Government Accountability: Voter approval should be required for Austin debt

Robbins: Voter approval should be required for Austin debt

A July 20 American-Statesman editorial took issue with the Austin City Council for planning to issue bonds for buyouts of the homes of Onion Creek flood victims, since these bonds will be sold without voter approval. Upon reading the editorial, I wondered why the Statesman set its threshold for protest at such a low level. The Austin City Charter specifically states that all revenue bonds, including those that finance Austin’s electric and water utilities, be approved by the voters. Yet this Charter provision has been ignored for 16 years.

Article 7, Section 11 of the Austin City Charter clearly reads: “All revenue bonds issued by the city shall first be authorized by a majority of the qualified electors voting at an election held for such purpose.”

The tradition of utility bond approval by Austin voters goes back as far as 1890. However, this practice of voter approval began to be attacked for various reasons beginning in the 1980s.

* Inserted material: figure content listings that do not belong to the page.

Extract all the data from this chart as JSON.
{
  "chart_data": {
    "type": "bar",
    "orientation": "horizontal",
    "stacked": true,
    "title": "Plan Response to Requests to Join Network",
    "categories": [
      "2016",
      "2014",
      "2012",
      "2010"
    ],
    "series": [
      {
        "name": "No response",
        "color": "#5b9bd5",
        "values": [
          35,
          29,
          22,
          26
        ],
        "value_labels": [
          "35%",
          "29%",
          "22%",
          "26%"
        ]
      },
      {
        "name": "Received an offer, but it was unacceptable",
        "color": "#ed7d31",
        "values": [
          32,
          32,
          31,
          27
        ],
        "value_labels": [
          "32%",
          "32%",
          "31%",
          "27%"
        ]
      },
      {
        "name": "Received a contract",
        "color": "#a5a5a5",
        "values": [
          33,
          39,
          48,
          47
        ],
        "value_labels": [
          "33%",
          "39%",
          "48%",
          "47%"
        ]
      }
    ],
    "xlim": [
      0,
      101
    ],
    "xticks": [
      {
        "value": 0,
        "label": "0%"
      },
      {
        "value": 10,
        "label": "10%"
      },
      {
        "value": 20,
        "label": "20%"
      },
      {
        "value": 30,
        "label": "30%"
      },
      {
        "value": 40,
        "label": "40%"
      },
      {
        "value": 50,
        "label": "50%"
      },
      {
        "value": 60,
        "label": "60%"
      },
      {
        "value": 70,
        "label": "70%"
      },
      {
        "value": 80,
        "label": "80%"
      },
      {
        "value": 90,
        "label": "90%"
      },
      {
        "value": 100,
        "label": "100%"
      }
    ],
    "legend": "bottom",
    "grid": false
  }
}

In 1984, the City Council approved bonds without voter approval to finance the skyrocketing cost of the South Texas Nuclear Project. The council did this because the city was legally required to pay for cost overruns, and believed voters were so outraged by these overruns that they would not vote to keep up payments. The decision was taken to court, which ruled that the city had the right, but not the obligation, to sell bonds without voter approval. The public was so outraged by the episode that the City Council continued to seek voter approval for all other revenue bonds.

In the mid-1980s, several city purchases of buildings were financed with certificates of obligations, which are similar, though not identical, to revenue bonds. While technically complying with the charter, these transactions also raised hackles in the electorate.

Beginning in 2000, the city began purchasing large long-term supplies of renewable energy. These contracts were, in essence, virtual debt. However, they were not revenue bonds, so again, they were not precluded by the charter. Most of these transactions made good business sense and were good for the environment, but the expensive purchase of electricity from a biomass plant in East Texas is still controversial, and the complete terms of this contract have never been made public.

The last revenue bond election in Austin was held in 1998. There was no official reason given for their cessation after this. There were several contributing factors though.

1. A lot of bond money already had been authorized.

2. There was an economic recession in 2001, so growth-related expenditures were limited for a time.

3. The electric utility was over-collecting revenue to buy down debt so it did not need to borrow a lot of money.

4. Some public officials found it convenient to “forget” what was in the charter.

I began protesting their forgetfulness in 2006. The City Council-appointed Charter Revision Committee recommended in 2011 that this section be updated to mandate voter approval of projects costing more than $50 million. However, the City Council never placed the issue of voter approval on the 2012 Charter election ballot for voters to approve.

So here we are today, with a new water treatment plant exceeding a half-billion dollars in cost that will not be needed for a generation, a $2.3 billion biomass contract that continues to raise electric rates, and an acute affordability problem for the majority of Austinites. While voter approval of debt is not a panacea, it is part of a checks-and-balances system that needs to be resuscitated.

The new 10-1 City Council to be elected this fall could be a turning point to enlist more citizen participation in city government. I urge voters in the upcoming November election to ask candidates if we will be allowed to participate in our Charter-prescribed right to economic self-determination. Or will we continue to be ignored by a government that thinks it always knows best?